Nous proposons de modifier les critères d'appréciation du service médical rendu des médicaments. Aujourd'hui, la comparaison de la moitié des médicaments se fait exclusivement avec des placebos. Nous demandons que l'admission au remboursement soit subordonnée à des essais cliniques contre comparateurs, lorsqu'ils existent. En effet, certains médicaments ne sont que des copies à peine différentes de spécialités existantes, qui permettent aux laboratoires d'échapper à la concurrence des génériques.

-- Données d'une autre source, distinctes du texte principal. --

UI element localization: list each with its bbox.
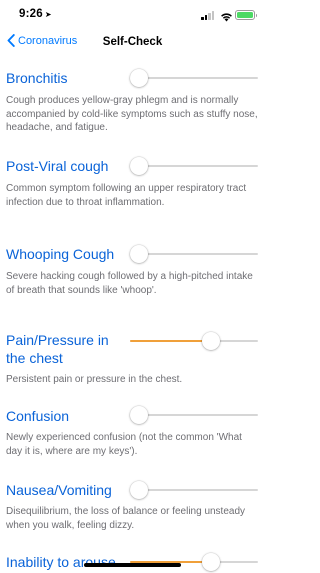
page-title: Self-Check xyxy=(102,36,163,48)
symptom-title: Post-Viral cough xyxy=(6,158,109,174)
symptom-description: Newly experienced confusion (not the com… xyxy=(6,432,242,457)
slider-thumb[interactable] xyxy=(130,406,148,424)
symptom-title: Nausea/Vomiting xyxy=(6,482,112,498)
symptom-description: Persistent pain or pressure in the chest… xyxy=(6,374,183,385)
battery-icon xyxy=(235,10,257,20)
symptom-title: Bronchitis xyxy=(6,70,68,86)
location-arrow-icon: ➤ xyxy=(44,10,52,19)
severity-slider[interactable] xyxy=(130,481,258,499)
slider-thumb[interactable] xyxy=(130,69,148,87)
status-time-text: 9:26 xyxy=(19,8,43,20)
symptom-description: Common symptom following an upper respir… xyxy=(6,183,247,208)
navigation-bar: Coronavirus Self-Check xyxy=(0,28,265,58)
symptom-title: Whooping Cough xyxy=(6,246,115,262)
symptom-description: Cough produces yellow-gray phlegm and is… xyxy=(6,95,258,133)
symptom-title: Inability to arouse xyxy=(6,554,116,570)
slider-thumb[interactable] xyxy=(201,332,220,350)
status-bar: 9:26 ➤ xyxy=(0,0,265,28)
slider-thumb[interactable] xyxy=(130,481,148,499)
severity-slider[interactable] xyxy=(130,157,258,175)
status-time: 9:26 ➤ xyxy=(19,8,52,20)
slider-thumb[interactable] xyxy=(201,553,220,571)
severity-slider[interactable] xyxy=(130,553,258,571)
severity-slider[interactable] xyxy=(130,245,258,263)
severity-slider[interactable] xyxy=(130,69,258,87)
severity-slider[interactable] xyxy=(130,406,258,424)
cellular-signal-icon xyxy=(201,11,215,20)
severity-slider[interactable] xyxy=(130,332,258,350)
slider-thumb[interactable] xyxy=(130,157,148,175)
symptom-title: Confusion xyxy=(6,408,70,424)
symptom-description: Severe hacking cough followed by a high-… xyxy=(6,271,253,296)
home-indicator xyxy=(84,563,181,567)
slider-thumb[interactable] xyxy=(130,245,148,263)
symptom-description: Disequilibrium, the loss of balance or f… xyxy=(6,506,246,531)
symptom-title: Pain/Pressure in the chest xyxy=(6,332,109,366)
wifi-icon xyxy=(220,9,233,22)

J'en viens aux hôpitaux. En la matière, face à une pathologie que vous ne maîtrisez pas, vous proposez d'achever le mourant, ni plus ni moins ! Lors de l'examen du PLFSS 2008, nous vous mettions en garde contre l'application aveugle de la tarification à l'activité, dite T2A. Les effets pervers que nous pressentions se sont hélas vérifiés. En généralisant la tarification à l'activité, vous avez entraîné les établissements dans une véritable course à la rentabilité sans aucun égard pour les besoins de santé de la population – et sans résultats. Qui plus est, la T2A « engendre une dérive non maîtrisée des dépenses de santé », comme le prévoyait la Cour des comptes en 2007. Ainsi, vous avez préparé le démantèlement de l'hôpital public que l'on entrevoit dans la loi « Hôpital, patients, santé et territoires », qui lui retire ses activités les plus rentables pour les transférer au secteur privé. En outre, cette loi favorise le développement de l'activité libérale au sein même des hôpitaux publics, et du même coup les dérives des dépassements d'honoraires que j'ai déjà évoquées.

L'hôpital public est pourtant le lieu par excellence de la prise en charge des pathologies lourdes, et le seul à même de fournir un égal accès aux soins pour tous. Or le PLFSS prévoit une mise sous tutelle là où il faudrait proposer des solutions de financement.

Qui plus est, vous imposez un retour à l'équilibre dans des délais intenables et sans tenir compte de la réalité des situations locales.